His old man, of all people, was the only one to shed any light. Donna and Craig were chancers, he said, drifting from place to place looking for an arrangement, a set of circumstances, which worked for them; when it didn’t materialize, they moved on. Because they never stayed in one place long enough to form real relationships, it didn’t bother them to run out on their debts or abandon people who thought of them as friends. That set his mother off again: they were common criminals, she snorted; it was just a matter of time before the police caught up with them and they got what they deserved.

He hardly slept that night. Now he got it. Why would they stay in Greytown? What would keep them there? It was a place you had to get away from, and that’s what they’d done. No explanation, no apology: when it was time to go, just disappear without a trace. That way you could start again somewhere without having to worry about the past – people who’d passed their use-by dates, pain-in-the-arse complications – stretching out its long, bony arm to tap you on the shoulder.

Another couple, gays this time, took over the café. It was just drudgery now, but he stayed on because he needed the money for what he had in mind. A week before the end of the school year, he got a letter, care of the café. It was from Donna. She was sorry for taking off like that, but things had got messy and they’d done their dash in Greytown. He had to get out of there, she wrote, or he’d end up just another drongo stuck in a shit job, living a shit life. If he made it to Auckland, he should check out the Ponsonby café and bar scene: if she was still there, they were bound to bump into one another sooner or later. There was a PS: “Burn this and don’t tell anyone you’ve heard from me.”

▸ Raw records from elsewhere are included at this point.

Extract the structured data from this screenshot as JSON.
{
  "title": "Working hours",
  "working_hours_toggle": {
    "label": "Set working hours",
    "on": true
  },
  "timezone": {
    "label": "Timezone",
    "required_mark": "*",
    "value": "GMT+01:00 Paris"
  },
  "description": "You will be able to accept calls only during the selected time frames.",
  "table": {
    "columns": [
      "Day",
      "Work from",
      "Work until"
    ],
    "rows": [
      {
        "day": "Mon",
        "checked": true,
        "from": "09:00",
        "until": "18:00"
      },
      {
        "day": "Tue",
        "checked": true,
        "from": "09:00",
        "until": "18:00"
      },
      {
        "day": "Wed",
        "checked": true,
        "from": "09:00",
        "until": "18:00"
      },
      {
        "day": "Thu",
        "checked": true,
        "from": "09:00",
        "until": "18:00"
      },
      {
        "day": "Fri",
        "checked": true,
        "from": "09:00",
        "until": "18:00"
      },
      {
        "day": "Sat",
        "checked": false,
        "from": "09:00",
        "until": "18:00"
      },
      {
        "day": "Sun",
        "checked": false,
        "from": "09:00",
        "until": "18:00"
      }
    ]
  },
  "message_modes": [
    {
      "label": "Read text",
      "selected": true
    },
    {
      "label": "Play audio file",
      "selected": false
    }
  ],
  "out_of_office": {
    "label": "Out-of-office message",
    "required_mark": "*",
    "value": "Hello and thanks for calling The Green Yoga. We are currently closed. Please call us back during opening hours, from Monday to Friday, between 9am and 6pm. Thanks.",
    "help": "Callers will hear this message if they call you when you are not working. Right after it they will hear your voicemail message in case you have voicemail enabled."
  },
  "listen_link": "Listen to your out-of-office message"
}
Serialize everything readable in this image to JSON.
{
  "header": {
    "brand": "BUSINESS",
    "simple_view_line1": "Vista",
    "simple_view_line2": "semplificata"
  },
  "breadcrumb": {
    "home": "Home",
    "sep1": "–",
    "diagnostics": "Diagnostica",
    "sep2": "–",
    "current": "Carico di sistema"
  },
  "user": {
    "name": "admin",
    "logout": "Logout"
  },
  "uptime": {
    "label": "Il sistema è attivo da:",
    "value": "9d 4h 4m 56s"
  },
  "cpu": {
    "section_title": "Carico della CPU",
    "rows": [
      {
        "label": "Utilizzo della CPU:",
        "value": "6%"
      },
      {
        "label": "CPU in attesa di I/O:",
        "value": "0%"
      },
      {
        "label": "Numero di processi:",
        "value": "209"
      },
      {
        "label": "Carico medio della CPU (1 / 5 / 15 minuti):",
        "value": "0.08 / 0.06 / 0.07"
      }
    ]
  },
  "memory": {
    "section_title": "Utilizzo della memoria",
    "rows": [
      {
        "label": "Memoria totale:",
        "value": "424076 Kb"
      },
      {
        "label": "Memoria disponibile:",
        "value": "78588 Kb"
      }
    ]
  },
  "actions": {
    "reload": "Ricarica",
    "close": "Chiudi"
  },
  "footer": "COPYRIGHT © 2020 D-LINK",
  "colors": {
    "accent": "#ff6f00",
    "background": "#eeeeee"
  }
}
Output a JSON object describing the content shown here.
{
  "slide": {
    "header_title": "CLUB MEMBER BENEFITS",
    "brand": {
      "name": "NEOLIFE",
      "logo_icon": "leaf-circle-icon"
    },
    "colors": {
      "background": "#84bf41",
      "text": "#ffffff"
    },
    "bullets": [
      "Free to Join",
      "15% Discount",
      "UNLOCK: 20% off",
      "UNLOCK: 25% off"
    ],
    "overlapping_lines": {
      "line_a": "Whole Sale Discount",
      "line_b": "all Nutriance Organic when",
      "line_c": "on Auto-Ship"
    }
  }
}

His plan firmed up. His parents were spending Christmas and New Year in Mount Maunganui with relatives; a couple of his mates were going down to Wellington to watch the cricket test at the Basin Reserve. He told his parents he was going to the cricket and would crash on the floor of a friend of a friend’s flat; he told his mates he’d ride with them down to Wellington but peel off to go camping in the Sounds with his sister and her boyfriend.

His mates dropped him off on Lambton Quay. He lugged his bag to the train station and bought a ticket to Auckland. He left without warning, without saying goodbye, without a word to anyone.